We hear their names in the movies when our favorite characters take their loved ones to a restaurant or simply cook an amazing dinner for themselves.
There are sounding names that take us to the immediate sensation of expecting to taste something out of the ordinary.
How did they become this way? The answer is quite simple: history, time and a good marketing provided by the preferences of millions of people all over the world.
Beef Stroganoff is a sturdy dish mainly served as main course in any respectable restaurant in the world. Beef, mushrooms and sour cream are the signature ingredients of the Beef Stroganoff.
This recipe came to life in 1890 in St. Petersburg, Russia, during a cooking competition where it was awarded the first prize. The name comes from Count Pavel Alexandrovich Stroganov, one of the members of the Russian royal family who was the employer of the cook that created it.
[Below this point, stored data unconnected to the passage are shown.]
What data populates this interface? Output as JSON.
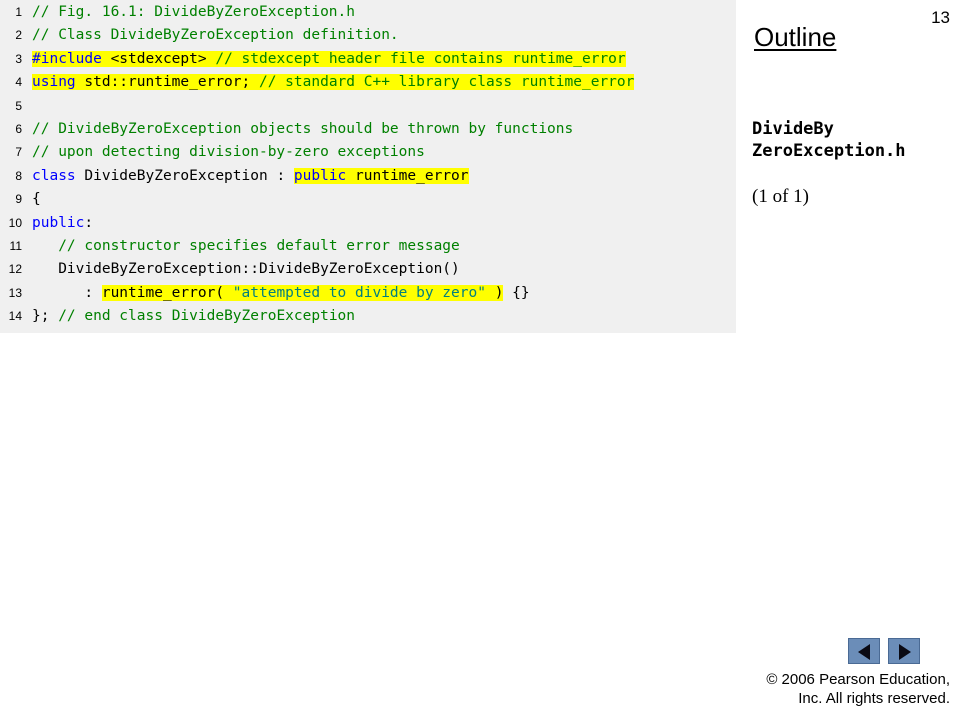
{
  "slide_number": "13",
  "outline_title": "Outline",
  "file_name": [
    "DivideBy",
    "ZeroException.h"
  ],
  "page_indicator": "(1 of 1)",
  "copyright": [
    "© 2006 Pearson Education,",
    "Inc.  All rights reserved."
  ],
  "nav": {
    "prev_icon": "triangle-left-icon",
    "next_icon": "triangle-right-icon"
  },
  "colors": {
    "comment": "#008000",
    "keyword": "#0000ff",
    "string": "#008080",
    "highlight": "#ffff00",
    "panel": "#f0f0f0"
  },
  "code_lines": [
    {
      "n": "1",
      "segs": [
        {
          "t": "// Fig. 16.1: DivideByZeroException.h",
          "c": "comment"
        }
      ]
    },
    {
      "n": "2",
      "segs": [
        {
          "t": "// Class DivideByZeroException definition.",
          "c": "comment"
        }
      ]
    },
    {
      "n": "3",
      "segs": [
        {
          "t": "#include",
          "c": "kw",
          "hl": true
        },
        {
          "t": " <stdexcept> ",
          "c": "plain",
          "hl": true
        },
        {
          "t": "// stdexcept header file contains runtime_error",
          "c": "comment",
          "hl": true
        }
      ]
    },
    {
      "n": "4",
      "segs": [
        {
          "t": "using",
          "c": "kw",
          "hl": true
        },
        {
          "t": " std::runtime_error; ",
          "c": "plain",
          "hl": true
        },
        {
          "t": "// standard C++ library class runtime_error",
          "c": "comment",
          "hl": true
        }
      ]
    },
    {
      "n": "5",
      "segs": []
    },
    {
      "n": "6",
      "segs": [
        {
          "t": "// DivideByZeroException objects should be thrown by functions",
          "c": "comment"
        }
      ]
    },
    {
      "n": "7",
      "segs": [
        {
          "t": "// upon detecting division-by-zero exceptions",
          "c": "comment"
        }
      ]
    },
    {
      "n": "8",
      "segs": [
        {
          "t": "class",
          "c": "kw"
        },
        {
          "t": " DivideByZeroException : ",
          "c": "plain"
        },
        {
          "t": "public",
          "c": "kw",
          "hl": true
        },
        {
          "t": " runtime_error",
          "c": "plain",
          "hl": true
        }
      ]
    },
    {
      "n": "9",
      "segs": [
        {
          "t": "{",
          "c": "plain"
        }
      ]
    },
    {
      "n": "10",
      "segs": [
        {
          "t": "public",
          "c": "kw"
        },
        {
          "t": ":",
          "c": "plain"
        }
      ]
    },
    {
      "n": "11",
      "segs": [
        {
          "t": "   ",
          "c": "plain"
        },
        {
          "t": "// constructor specifies default error message",
          "c": "comment"
        }
      ]
    },
    {
      "n": "12",
      "segs": [
        {
          "t": "   DivideByZeroException::DivideByZeroException()",
          "c": "plain"
        }
      ]
    },
    {
      "n": "13",
      "segs": [
        {
          "t": "      : ",
          "c": "plain"
        },
        {
          "t": "runtime_error( ",
          "c": "plain",
          "hl": true
        },
        {
          "t": "\"attempted to divide by zero\"",
          "c": "str",
          "hl": true
        },
        {
          "t": " )",
          "c": "plain",
          "hl": true
        },
        {
          "t": " {}",
          "c": "plain"
        }
      ]
    },
    {
      "n": "14",
      "segs": [
        {
          "t": "}; ",
          "c": "plain"
        },
        {
          "t": "// end class DivideByZeroException",
          "c": "comment"
        }
      ]
    }
  ]
}
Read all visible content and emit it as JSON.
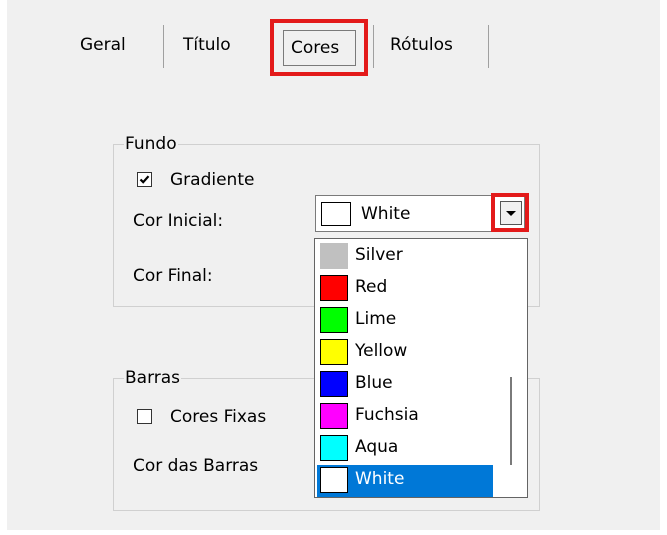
{
  "tabs": {
    "geral": "Geral",
    "titulo": "Título",
    "cores": "Cores",
    "rotulos": "Rótulos"
  },
  "fundo": {
    "legend": "Fundo",
    "gradiente_label": "Gradiente",
    "gradiente_checked": true,
    "cor_inicial_label": "Cor Inicial:",
    "cor_inicial_value": "White",
    "cor_inicial_color": "#ffffff",
    "cor_final_label": "Cor Final:"
  },
  "barras": {
    "legend": "Barras",
    "cores_fixas_label": "Cores Fixas",
    "cores_fixas_checked": false,
    "cor_das_barras_label": "Cor das Barras"
  },
  "dropdown": {
    "arrow_icon": "triangle-down-icon",
    "items": [
      {
        "label": "Silver",
        "color": "#c0c0c0"
      },
      {
        "label": "Red",
        "color": "#ff0000"
      },
      {
        "label": "Lime",
        "color": "#00ff00"
      },
      {
        "label": "Yellow",
        "color": "#ffff00"
      },
      {
        "label": "Blue",
        "color": "#0000ff"
      },
      {
        "label": "Fuchsia",
        "color": "#ff00ff"
      },
      {
        "label": "Aqua",
        "color": "#00ffff"
      },
      {
        "label": "White",
        "color": "#ffffff"
      }
    ],
    "selected_index": 7
  },
  "colors": {
    "highlight": "#e31a1a",
    "selection": "#0078d7",
    "panel_bg": "#f0f0f0"
  }
}
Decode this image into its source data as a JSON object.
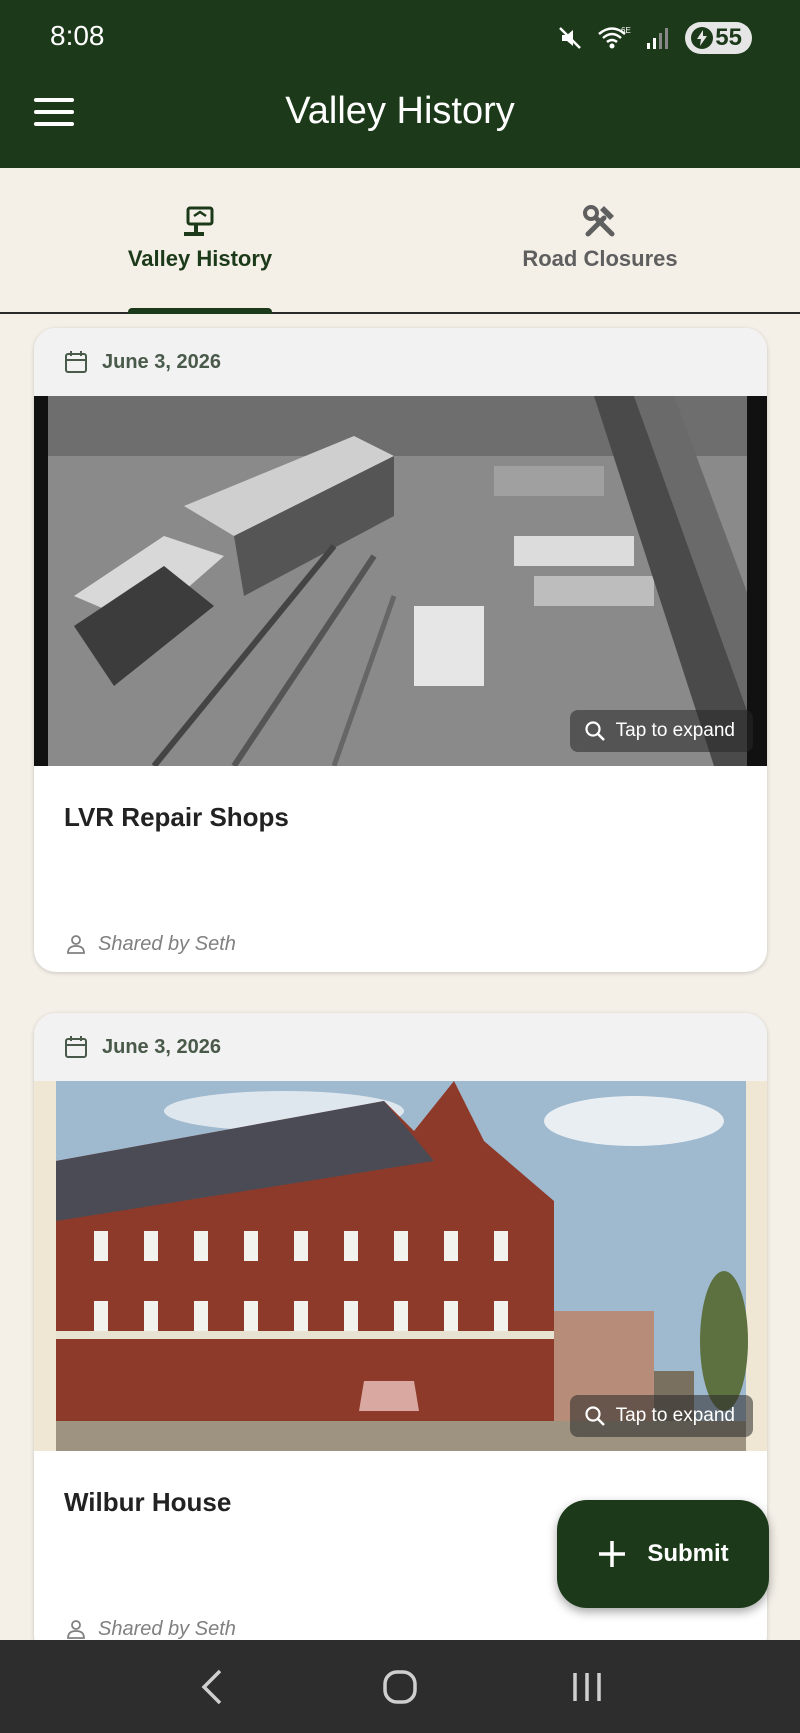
{
  "status_bar": {
    "time": "8:08",
    "battery": "55"
  },
  "app_bar": {
    "title": "Valley History"
  },
  "tabs": [
    {
      "label": "Valley History",
      "icon": "history-sign-icon",
      "active": true
    },
    {
      "label": "Road Closures",
      "icon": "tools-icon",
      "active": false
    }
  ],
  "posts": [
    {
      "date": "June 3, 2026",
      "title": "LVR Repair Shops",
      "author": "Shared by Seth",
      "expand_label": "Tap to expand"
    },
    {
      "date": "June 3, 2026",
      "title": "Wilbur House",
      "author": "Shared by Seth",
      "expand_label": "Tap to expand"
    }
  ],
  "fab": {
    "label": "Submit"
  },
  "colors": {
    "primary": "#1c3a1a",
    "background": "#f4f0e8",
    "card": "#ffffff",
    "date_bar": "#f2f2f2"
  }
}
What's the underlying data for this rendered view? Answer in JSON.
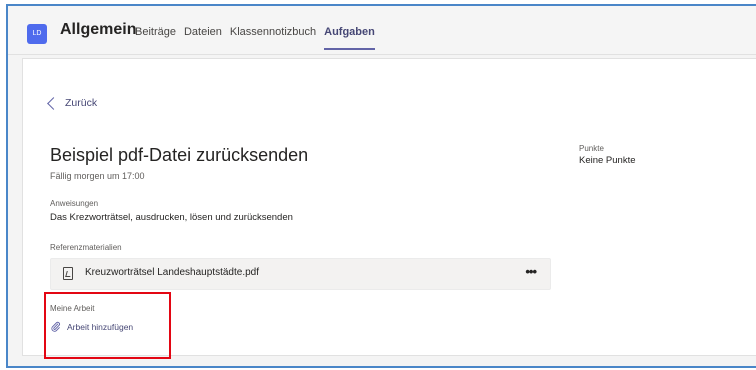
{
  "header": {
    "team_initials": "LD",
    "channel_name": "Allgemein",
    "tabs": [
      {
        "label": "Beiträge"
      },
      {
        "label": "Dateien"
      },
      {
        "label": "Klassennotizbuch"
      },
      {
        "label": "Aufgaben",
        "active": true
      }
    ]
  },
  "assignment": {
    "back_label": "Zurück",
    "title": "Beispiel pdf-Datei zurücksenden",
    "due": "Fällig morgen um 17:00",
    "instructions_label": "Anweisungen",
    "instructions_text": "Das Krezworträtsel, ausdrucken, lösen und zurücksenden",
    "reference_label": "Referenzmaterialien",
    "reference_file": "Kreuzworträtsel Landeshauptstädte.pdf",
    "more_label": "•••",
    "my_work_label": "Meine Arbeit",
    "add_work_label": "Arbeit hinzufügen"
  },
  "points": {
    "label": "Punkte",
    "value": "Keine Punkte"
  },
  "colors": {
    "accent": "#6264a7",
    "highlight_border": "#e30613",
    "frame_border": "#4a86c8"
  }
}
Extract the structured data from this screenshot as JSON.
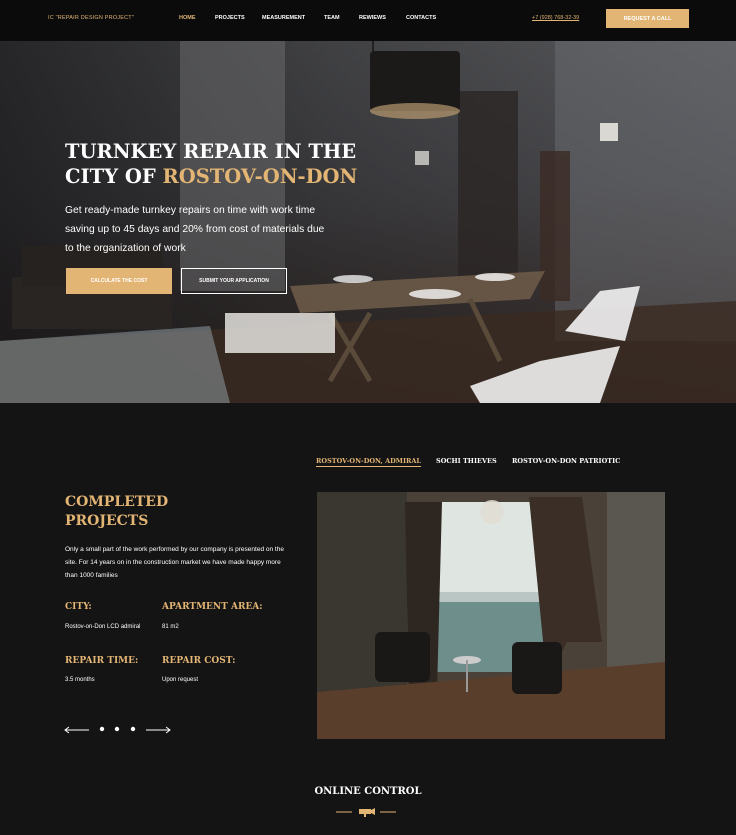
{
  "header": {
    "logo": "IC \"REPAIR DESIGN PROJECT\"",
    "nav": [
      "HOME",
      "PROJECTS",
      "MEASUREMENT",
      "TEAM",
      "REWIEWS",
      "CONTACTS"
    ],
    "phone": "+7 (928) 768-32-39",
    "request_button": "REQUEST A CALL"
  },
  "hero": {
    "title_line1": "TURNKEY REPAIR IN THE",
    "title_line2_prefix": "CITY OF",
    "title_line2_accent": "ROSTOV-ON-DON",
    "subtitle": "Get ready-made turnkey repairs on time with work time saving up to 45 days and 20% from cost of materials due to the organization of work",
    "calc_button": "CALCULATE THE COST",
    "submit_button": "SUBMIT YOUR APPLICATION"
  },
  "projects": {
    "tabs": [
      "ROSTOV-ON-DON, ADMIRAL",
      "SOCHI THIEVES",
      "ROSTOV-ON-DON PATRIOTIC"
    ],
    "title_line1": "COMPLETED",
    "title_line2": "PROJECTS",
    "description": "Only a small part of the work performed by our company is presented on the site. For 14 years on in the construction market we have made happy more than 1000 families",
    "city_label": "CITY:",
    "city_value": "Rostov-on-Don LCD admiral",
    "area_label": "APARTMENT AREA:",
    "area_value": "81 m2",
    "time_label": "REPAIR TIME:",
    "time_value": "3.5 months",
    "cost_label": "REPAIR COST:",
    "cost_value": "Upon request"
  },
  "online_control": {
    "title": "ONLINE CONTROL"
  },
  "colors": {
    "accent": "#e3b574",
    "background": "#141414",
    "header": "#0b0b0b"
  },
  "icons": [
    "arrow-left-icon",
    "arrow-right-icon",
    "camera-icon"
  ]
}
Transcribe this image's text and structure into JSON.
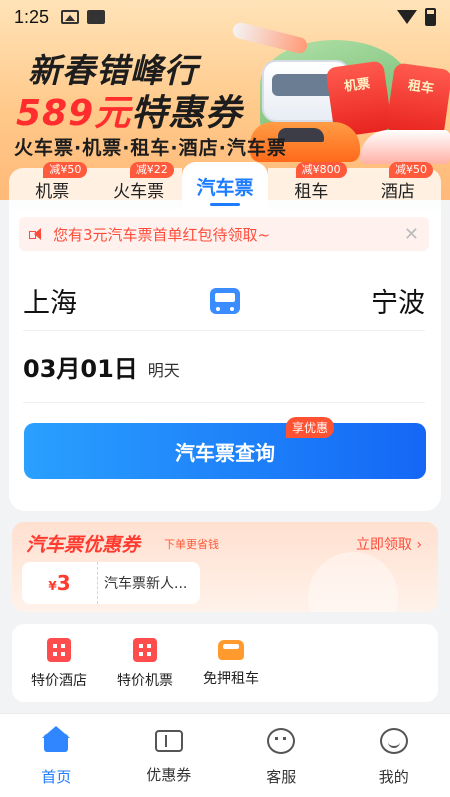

You can taste Beef Wellington all over the world. It was cooked for the first time in 1815 for Arthur Wellesley, the first Duke of Wellington after he was awarded the title for winning the war against the great Napoleon at Waterloo. Wellesley was a huge fan of the roast beef cooked with mushrooms and truffles, Madeira wine and bird pate. In the honor of the duke, the stake was called …Wellington.
The Caesar Salad was created in 1920 not by the Caesar from the mighty Rome but by Caesar Cardini the owner of an Italian restaurant in Tijuana Mexico helped by his brother Alex. The salad was designed to contain lettuce leaves, anchovy, boiled eggs, parmesan, lemon juice and garlic bread croutons sprinkled with Worcestershire sauce. Initially called the aviator’s salad, it became Caeser’s, borrowing the name of its creator.
Eggs Benedict, the Rolls Royce of breakfast was created at Delmonico Restaurant in New York. A faithful client Le Grand Benedict and his wife criticized the chef for serving them the same dishes over and over and requested for something that was not on the menu. This is how the chef created the pouched eggs on top of a bacon slice… on top of a muffin…covered with Hollandaise sauce.
Salisbury stake was patented by a 19th century nutritionist J.H.Salisbury as part of a light meat diet. The stake was created by roasting beef with eggs, bread crumbs, garlic and spices. Sometimes the dish is served with sauce.